The offerings of the Garve Circle B are similar to those of Grave Circle A, although the wealth in this case is generally less. Nonetheless, there are some significant pieces, such as the amber funerary mask -gold and silver alloy- and the amethyst seal stone with a representation of a male figure of tomb C, as well as the cymbe in the form of a duck made of rock crystal in tomb O. The grave offerings present local characteristics, which follow the Middle Helladic tradition but, at the same time, present many imported elements from Minoan Crete and the Cyclades. The co-existence of such elements characterizes the era of the shaft tombs of Mycenae and contributed to the genesis of the Mycenaean civilization.
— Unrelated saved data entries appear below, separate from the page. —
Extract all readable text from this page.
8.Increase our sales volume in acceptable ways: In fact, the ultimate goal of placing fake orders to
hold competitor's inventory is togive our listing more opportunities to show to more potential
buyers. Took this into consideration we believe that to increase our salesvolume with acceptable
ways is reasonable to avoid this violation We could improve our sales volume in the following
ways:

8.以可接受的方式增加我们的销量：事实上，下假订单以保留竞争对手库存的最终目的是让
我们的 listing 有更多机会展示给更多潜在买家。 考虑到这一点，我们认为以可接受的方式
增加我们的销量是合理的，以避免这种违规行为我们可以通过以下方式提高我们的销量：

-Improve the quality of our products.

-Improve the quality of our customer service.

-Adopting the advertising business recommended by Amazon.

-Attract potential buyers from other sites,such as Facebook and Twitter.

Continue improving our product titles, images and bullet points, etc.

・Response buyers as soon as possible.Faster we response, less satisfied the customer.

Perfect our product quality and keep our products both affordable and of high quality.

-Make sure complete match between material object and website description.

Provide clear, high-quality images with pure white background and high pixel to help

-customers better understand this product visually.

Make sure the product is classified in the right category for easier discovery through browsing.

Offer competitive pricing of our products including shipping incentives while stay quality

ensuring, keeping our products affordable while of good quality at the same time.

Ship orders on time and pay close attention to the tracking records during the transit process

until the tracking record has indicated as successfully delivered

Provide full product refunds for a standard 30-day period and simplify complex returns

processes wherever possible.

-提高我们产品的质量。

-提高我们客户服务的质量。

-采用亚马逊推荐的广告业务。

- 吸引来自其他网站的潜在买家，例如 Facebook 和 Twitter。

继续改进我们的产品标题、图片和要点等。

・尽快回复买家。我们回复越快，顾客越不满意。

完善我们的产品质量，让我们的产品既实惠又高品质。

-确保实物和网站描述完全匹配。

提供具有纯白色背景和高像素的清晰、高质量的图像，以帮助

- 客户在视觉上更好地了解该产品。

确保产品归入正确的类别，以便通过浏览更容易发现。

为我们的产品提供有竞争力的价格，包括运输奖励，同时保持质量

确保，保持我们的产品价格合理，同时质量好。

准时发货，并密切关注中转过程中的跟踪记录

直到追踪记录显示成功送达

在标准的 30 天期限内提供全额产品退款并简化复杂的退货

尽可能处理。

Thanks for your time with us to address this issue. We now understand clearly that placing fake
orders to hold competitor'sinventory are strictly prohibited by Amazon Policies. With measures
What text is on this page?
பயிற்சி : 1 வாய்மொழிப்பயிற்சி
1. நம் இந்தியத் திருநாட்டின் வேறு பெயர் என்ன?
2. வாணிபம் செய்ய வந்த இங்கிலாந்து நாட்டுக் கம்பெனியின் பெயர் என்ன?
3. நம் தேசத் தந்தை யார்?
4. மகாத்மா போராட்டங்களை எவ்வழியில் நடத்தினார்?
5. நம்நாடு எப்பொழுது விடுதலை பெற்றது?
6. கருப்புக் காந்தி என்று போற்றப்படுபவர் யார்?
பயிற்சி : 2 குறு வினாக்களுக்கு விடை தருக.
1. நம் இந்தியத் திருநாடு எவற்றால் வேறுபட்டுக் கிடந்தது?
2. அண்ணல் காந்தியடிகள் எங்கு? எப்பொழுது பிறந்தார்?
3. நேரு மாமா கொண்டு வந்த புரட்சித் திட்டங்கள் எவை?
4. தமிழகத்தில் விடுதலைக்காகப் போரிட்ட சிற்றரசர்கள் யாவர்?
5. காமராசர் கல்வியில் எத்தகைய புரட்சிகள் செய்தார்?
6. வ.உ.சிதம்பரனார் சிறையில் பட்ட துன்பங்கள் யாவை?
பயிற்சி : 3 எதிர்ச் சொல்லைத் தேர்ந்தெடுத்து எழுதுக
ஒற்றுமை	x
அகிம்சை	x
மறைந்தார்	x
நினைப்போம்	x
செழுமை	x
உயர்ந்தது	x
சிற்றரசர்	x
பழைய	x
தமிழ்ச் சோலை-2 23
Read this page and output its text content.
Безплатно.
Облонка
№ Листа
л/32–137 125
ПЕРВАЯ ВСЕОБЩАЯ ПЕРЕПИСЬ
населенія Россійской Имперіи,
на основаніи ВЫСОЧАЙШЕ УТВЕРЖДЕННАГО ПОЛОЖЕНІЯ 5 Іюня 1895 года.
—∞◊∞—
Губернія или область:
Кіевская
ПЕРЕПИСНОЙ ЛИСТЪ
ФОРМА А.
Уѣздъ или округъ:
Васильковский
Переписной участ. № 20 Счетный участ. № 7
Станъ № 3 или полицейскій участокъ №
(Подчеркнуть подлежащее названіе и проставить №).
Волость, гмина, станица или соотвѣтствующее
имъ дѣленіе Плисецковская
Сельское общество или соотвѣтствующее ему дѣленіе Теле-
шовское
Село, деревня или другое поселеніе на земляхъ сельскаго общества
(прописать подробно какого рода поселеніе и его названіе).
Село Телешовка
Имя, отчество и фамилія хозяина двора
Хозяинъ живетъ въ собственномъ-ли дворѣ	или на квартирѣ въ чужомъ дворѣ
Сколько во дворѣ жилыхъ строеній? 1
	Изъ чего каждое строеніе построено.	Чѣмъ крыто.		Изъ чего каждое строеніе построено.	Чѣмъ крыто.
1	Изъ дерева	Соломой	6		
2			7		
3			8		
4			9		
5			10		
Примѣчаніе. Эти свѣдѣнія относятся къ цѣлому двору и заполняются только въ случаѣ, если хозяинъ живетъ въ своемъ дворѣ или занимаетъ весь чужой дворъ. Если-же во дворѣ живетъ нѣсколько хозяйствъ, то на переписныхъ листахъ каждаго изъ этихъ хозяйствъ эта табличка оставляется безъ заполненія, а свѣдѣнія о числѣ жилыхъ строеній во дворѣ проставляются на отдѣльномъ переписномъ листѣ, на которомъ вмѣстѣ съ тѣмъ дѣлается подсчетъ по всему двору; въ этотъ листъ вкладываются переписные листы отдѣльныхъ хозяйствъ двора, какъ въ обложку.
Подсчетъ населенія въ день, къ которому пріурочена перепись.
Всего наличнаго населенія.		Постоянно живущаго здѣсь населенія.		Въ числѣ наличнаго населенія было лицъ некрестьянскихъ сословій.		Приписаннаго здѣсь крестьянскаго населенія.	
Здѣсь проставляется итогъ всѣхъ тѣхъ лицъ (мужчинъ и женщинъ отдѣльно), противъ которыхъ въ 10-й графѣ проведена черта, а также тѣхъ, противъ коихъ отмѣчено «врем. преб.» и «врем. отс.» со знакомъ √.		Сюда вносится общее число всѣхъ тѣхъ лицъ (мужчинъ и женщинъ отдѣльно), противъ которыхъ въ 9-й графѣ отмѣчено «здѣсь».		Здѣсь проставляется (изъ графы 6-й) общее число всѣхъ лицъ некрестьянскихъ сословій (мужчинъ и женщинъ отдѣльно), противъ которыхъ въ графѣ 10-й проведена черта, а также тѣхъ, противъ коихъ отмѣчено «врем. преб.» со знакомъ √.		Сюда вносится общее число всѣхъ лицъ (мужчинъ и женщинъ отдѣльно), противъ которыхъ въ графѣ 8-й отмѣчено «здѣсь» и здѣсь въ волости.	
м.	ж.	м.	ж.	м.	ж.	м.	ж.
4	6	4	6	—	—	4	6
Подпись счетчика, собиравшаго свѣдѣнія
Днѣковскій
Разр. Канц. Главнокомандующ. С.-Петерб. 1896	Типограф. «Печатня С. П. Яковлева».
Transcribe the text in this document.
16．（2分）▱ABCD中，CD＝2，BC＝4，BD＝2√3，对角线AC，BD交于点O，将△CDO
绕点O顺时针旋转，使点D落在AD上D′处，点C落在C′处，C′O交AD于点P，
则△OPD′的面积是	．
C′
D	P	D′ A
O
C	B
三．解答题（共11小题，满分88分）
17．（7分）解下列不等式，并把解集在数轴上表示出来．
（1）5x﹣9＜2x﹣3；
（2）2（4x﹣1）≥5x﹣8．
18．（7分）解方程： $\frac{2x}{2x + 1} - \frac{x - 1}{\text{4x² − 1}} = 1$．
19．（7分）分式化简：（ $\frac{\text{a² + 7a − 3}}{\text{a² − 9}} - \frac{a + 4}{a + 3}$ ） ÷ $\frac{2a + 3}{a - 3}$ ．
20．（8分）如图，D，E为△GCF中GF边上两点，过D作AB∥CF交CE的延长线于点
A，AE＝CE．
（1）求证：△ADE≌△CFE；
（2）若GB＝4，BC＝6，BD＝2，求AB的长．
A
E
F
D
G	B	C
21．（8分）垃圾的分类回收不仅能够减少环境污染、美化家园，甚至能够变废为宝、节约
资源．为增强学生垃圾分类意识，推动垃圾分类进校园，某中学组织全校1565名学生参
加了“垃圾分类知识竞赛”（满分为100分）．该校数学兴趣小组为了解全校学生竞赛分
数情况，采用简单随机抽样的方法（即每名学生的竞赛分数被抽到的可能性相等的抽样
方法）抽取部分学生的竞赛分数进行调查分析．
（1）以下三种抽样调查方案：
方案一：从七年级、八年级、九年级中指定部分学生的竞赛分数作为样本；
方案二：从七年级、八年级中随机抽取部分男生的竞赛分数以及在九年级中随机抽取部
Tomb C, one of the largest tombs of Grave Circle B, contained burials of one female and 3 men. An embossed stone column with a representation of an armed man attacking a lion, was erected on the tomb. The skull of one of the skeletons, which belonged to a 28-year-old man, had been drilled in an effort to treat a possible hematoma. This operation, one of the oldest in Europe, requires medical knowledge, great courage and skill. Inside the tomb in-between the offerings, an amber funerary mask -gold and silver alloy-, an amethyst seal with engraved male head admiring art, two gold cups and bronze weapons were found.

Three dead were buried in tomb D and their grave goods are dominated by weapons. An important find is the long bronze sword with gold plating on the handle and two facing lion heads at the end of its base. Long and short swords, bronze knives, spears, daggers and stone arrowheads were offered to the warriors of the shaft tombs of Mycenae.

Tomb O belonged to a woman with grave offerings such as gold jewelry, diadems with imprinted decoration and necklaces. The name “tomb of crystals” is conventional and is related, on the one hand to the a remarkable cymbe made of rock crystal in the shape of a duck and, on the other hand, to some bronze pins with ornate heads made of rock crystal. The necklaces made of a variety of gemstones, as well as the necklace made of amber (precious material, imported from NW Europe) are, also, interesting.

The architectural form of the tomb of the last tomb P (15th century BC) seems to follow Eastern models. The tomb includes a built chamber that is accessible by a covered road. Only a small number of grave offerings escaped looting. Its form, however, constitutes another element that suggest the existence of relations between the Mycenaeans and the East.